155+ passing tests across the pipeline and API surface.
Architecture
OutlierQ is a linear pipeline with a deliberately cheap-to-expensive ordering. yfinance minute bars and news headlines are ingested first; a rolling volume z-score does the inexpensive initial filtering so only statistically unusual tickers proceed to the heavier stages. Flagged tickers then pass through VADER sentiment scoring and a keyword event classifier, which together set the strike-price and expiry heuristics for the emitted signal.
A FastAPI backend serves the resulting signals and model metrics to a React/TypeScript dashboard. FastAPI was chosen for its async I/O, which suits fanning out to multiple data sources each cycle; the dashboard polls the API on an interval rather than holding an open subscription, keeping the client simple and the backend stateless.
See it in action
Key Technical Decisions & Tradeoffs
OutlierQ is a staged, rules-augmented pipeline rather than a single end-to-end model — a choice driven by interpretability and data reality. With limited labelled data and a need to explain why a signal fired, a transparent chain (z-score → sentiment → event class) is far easier to debug, justify, and tune than an opaque model that emits a recommendation with no traceable reasoning.
The pipeline is ordered cheapest-filter-first on purpose: the volume z-score discards the overwhelming majority of tickers before any sentiment or classification work runs. That keeps per-cycle latency dominated by data ingestion — the network-bound yfinance and news calls — rather than by model inference, which is why the backend leans on async I/O.

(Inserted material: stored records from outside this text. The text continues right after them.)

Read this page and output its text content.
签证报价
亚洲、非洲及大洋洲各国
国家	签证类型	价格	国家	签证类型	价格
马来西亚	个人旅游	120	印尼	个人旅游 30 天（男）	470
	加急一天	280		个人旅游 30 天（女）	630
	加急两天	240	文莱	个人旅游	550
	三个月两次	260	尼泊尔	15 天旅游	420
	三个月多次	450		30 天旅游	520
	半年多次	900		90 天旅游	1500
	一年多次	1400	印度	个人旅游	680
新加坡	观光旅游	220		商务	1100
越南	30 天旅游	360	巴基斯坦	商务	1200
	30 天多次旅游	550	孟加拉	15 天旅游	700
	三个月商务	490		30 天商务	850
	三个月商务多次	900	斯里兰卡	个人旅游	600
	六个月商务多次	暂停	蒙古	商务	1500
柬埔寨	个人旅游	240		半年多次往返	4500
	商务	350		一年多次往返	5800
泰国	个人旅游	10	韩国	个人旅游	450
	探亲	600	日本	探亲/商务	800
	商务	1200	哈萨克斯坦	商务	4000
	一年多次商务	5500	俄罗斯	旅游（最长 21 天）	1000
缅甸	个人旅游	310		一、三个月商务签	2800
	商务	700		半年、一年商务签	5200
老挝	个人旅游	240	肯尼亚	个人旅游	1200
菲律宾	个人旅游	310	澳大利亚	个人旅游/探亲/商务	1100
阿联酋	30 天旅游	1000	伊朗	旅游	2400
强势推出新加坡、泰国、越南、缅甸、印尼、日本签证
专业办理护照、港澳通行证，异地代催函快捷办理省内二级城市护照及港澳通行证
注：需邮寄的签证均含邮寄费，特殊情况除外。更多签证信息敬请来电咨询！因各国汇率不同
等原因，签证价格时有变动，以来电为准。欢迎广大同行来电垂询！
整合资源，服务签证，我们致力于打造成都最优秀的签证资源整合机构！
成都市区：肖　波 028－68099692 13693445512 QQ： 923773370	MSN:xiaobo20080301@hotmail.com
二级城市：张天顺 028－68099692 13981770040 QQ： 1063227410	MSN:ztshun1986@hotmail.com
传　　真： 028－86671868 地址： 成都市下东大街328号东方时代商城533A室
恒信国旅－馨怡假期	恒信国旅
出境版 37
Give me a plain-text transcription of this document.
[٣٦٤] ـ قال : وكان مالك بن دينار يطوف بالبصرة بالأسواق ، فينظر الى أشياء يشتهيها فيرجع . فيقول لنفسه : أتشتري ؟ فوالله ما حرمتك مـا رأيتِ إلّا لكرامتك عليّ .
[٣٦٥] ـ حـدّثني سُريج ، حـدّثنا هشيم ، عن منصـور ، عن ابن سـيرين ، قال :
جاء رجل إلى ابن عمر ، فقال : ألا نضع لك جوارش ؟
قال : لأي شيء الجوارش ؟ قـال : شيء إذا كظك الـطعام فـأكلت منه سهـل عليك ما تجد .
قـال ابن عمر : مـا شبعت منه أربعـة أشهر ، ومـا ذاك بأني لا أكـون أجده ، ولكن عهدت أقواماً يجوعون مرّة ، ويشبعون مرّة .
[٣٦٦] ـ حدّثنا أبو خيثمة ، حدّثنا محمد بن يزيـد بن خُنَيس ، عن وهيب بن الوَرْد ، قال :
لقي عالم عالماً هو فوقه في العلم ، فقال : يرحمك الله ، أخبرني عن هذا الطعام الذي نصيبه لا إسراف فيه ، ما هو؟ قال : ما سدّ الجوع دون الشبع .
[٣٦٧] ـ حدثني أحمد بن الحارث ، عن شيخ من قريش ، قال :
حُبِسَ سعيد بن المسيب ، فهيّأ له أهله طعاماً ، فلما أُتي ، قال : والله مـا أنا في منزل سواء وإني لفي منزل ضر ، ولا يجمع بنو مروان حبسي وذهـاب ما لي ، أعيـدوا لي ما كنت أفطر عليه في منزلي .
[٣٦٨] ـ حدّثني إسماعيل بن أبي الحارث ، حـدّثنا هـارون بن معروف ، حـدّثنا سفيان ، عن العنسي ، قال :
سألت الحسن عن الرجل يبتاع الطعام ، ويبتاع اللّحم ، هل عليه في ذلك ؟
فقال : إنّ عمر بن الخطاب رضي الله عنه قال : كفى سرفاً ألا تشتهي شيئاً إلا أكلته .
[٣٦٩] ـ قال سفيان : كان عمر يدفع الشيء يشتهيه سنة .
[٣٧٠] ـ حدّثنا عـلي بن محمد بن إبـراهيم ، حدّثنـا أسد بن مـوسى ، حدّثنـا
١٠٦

The 155+ tests concentrate on the pipeline's deterministic logic: z-score maths, sentiment thresholds, event-classification rules, and the API contract. They deliberately don't test signal profitability, which depends on live market behaviour — the tests guarantee the system computes what it claims, not that the market cooperates.
Results
The live demo runs the full pipeline end-to-end and surfaces a representative signal — ticker, score, strike, expiry, and the drivers behind it — served through the same FastAPI surface the dashboard consumes.
Because the stages are interpretable, every signal traces back to the evidence that produced it — the volume anomaly, the sentiment read, the event class — rather than appearing as an unexplained recommendation.